Enclosure, Scarteen, Co. Kerry
Co. Kerry |
Enclosures
On the south-facing slopes of Knockleama in County Kerry, a small circular wall sits quietly within rough hill grazing, overlooking the valley of the Blackwater River and, beyond it, Kenmare Bay.
It is easy to walk past without registering what it is: a low ring of drystone construction, its upper courses long since collapsed and scattered outward along its own perimeter, the level ground inside thick with rushes. At just 8.5 metres in diameter, with walls originally standing around 0.9 metres high and roughly 0.65 metres thick, this is not a grand defensive structure but something more ordinary and, in its way, more quietly telling.

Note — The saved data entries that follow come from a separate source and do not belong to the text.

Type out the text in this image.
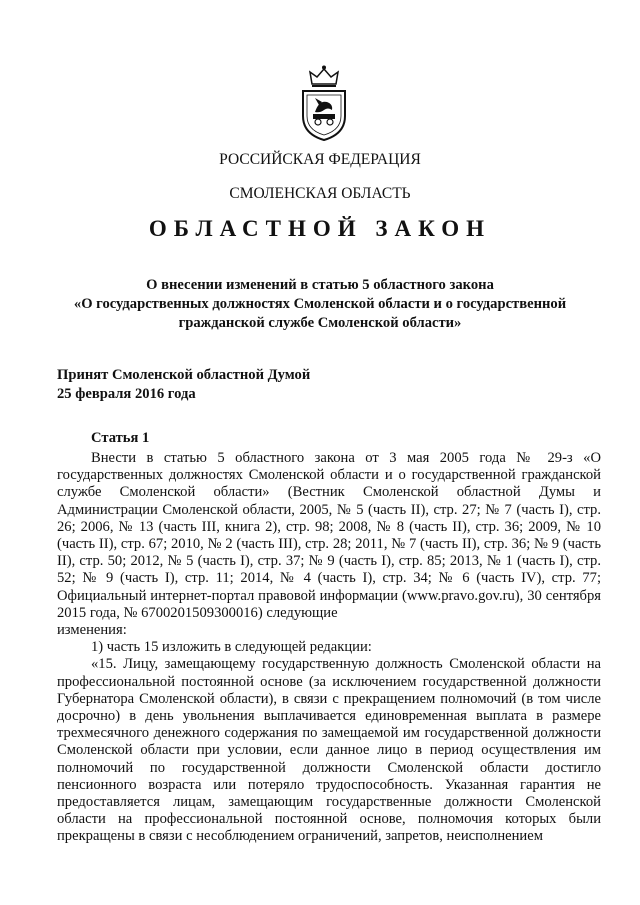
РОССИЙСКАЯ ФЕДЕРАЦИЯ
СМОЛЕНСКАЯ ОБЛАСТЬ
ОБЛАСТНОЙ ЗАКОН
О внесении изменений в статью 5 областного закона
«О государственных должностях Смоленской области и о государственной
гражданской службе Смоленской области»
Принят Смоленской областной Думой
25 февраля 2016 года
Статья 1

Внести в статью 5 областного закона от 3 мая 2005 года № 29-з «О государственных должностях Смоленской области и о государственной гражданской службе Смоленской области» (Вестник Смоленской областной Думы и Администрации Смоленской области, 2005, № 5 (часть II), стр. 27; № 7 (часть I), стр. 26; 2006, № 13 (часть III, книга 2), стр. 98; 2008, № 8 (часть II), стр. 36; 2009, № 10 (часть II), стр. 67; 2010, № 2 (часть III), стр. 28; 2011, № 7 (часть II), стр. 36; № 9 (часть II), стр. 50; 2012, № 5 (часть I), стр. 37; № 9 (часть I), стр. 85; 2013, № 1 (часть I), стр. 52; № 9 (часть I), стр. 11; 2014, № 4 (часть I), стр. 34; № 6 (часть IV), стр. 77; Официальный интернет-портал правовой информации (www.pravo.gov.ru), 30 сентября 2015 года, № 6700201509300016) следующие

изменения:

1) часть 15 изложить в следующей редакции:

«15. Лицу, замещающему государственную должность Смоленской области на профессиональной постоянной основе (за исключением государственной должности Губернатора Смоленской области), в связи с прекращением полномочий (в том числе досрочно) в день увольнения выплачивается единовременная выплата в размере трехмесячного денежного содержания по замещаемой им государственной должности Смоленской области при условии, если данное лицо в период осуществления им полномочий по государственной должности Смоленской области достигло пенсионного возраста или потеряло трудоспособность. Указанная гарантия не предоставляется лицам, замещающим государственные должности Смоленской области на профессиональной постоянной основе, полномочия которых были прекращены в связи с несоблюдением ограничений, запретов, неисполнением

The enclosure sits within a wider field system on a natural terrace, and it does not stand alone. A hut site occupies the western quadrant of the enclosure itself, and two further hut sites lie close by, one approximately ten metres to the north-west and another around thirty-six metres to the west. Hut sites, in the Irish archaeological record, are the remains of simple domestic or agricultural shelters, often associated with seasonal use of upland pasture. The clustering here, with the enclosure and its associated structures set within a field system, suggests a small working landscape, probably used for grazing at some point in the past, its precise date unknown from the available evidence. The drystone technique, walls built without mortar by stacking and fitting stone, was used across a very broad span of Irish history, which makes dating difficult without excavation.
The location itself adds something to the picture. A terrace on a hillside, with a long view south across the Blackwater valley to the bay, is exactly the kind of position that made practical sense for people managing livestock on upland ground. The rushes that now obscure the interior are a reminder that this terrain is wet and marginal, the sort of land that was always worked at the edges of what was viable rather than at the productive centre of any agricultural holding.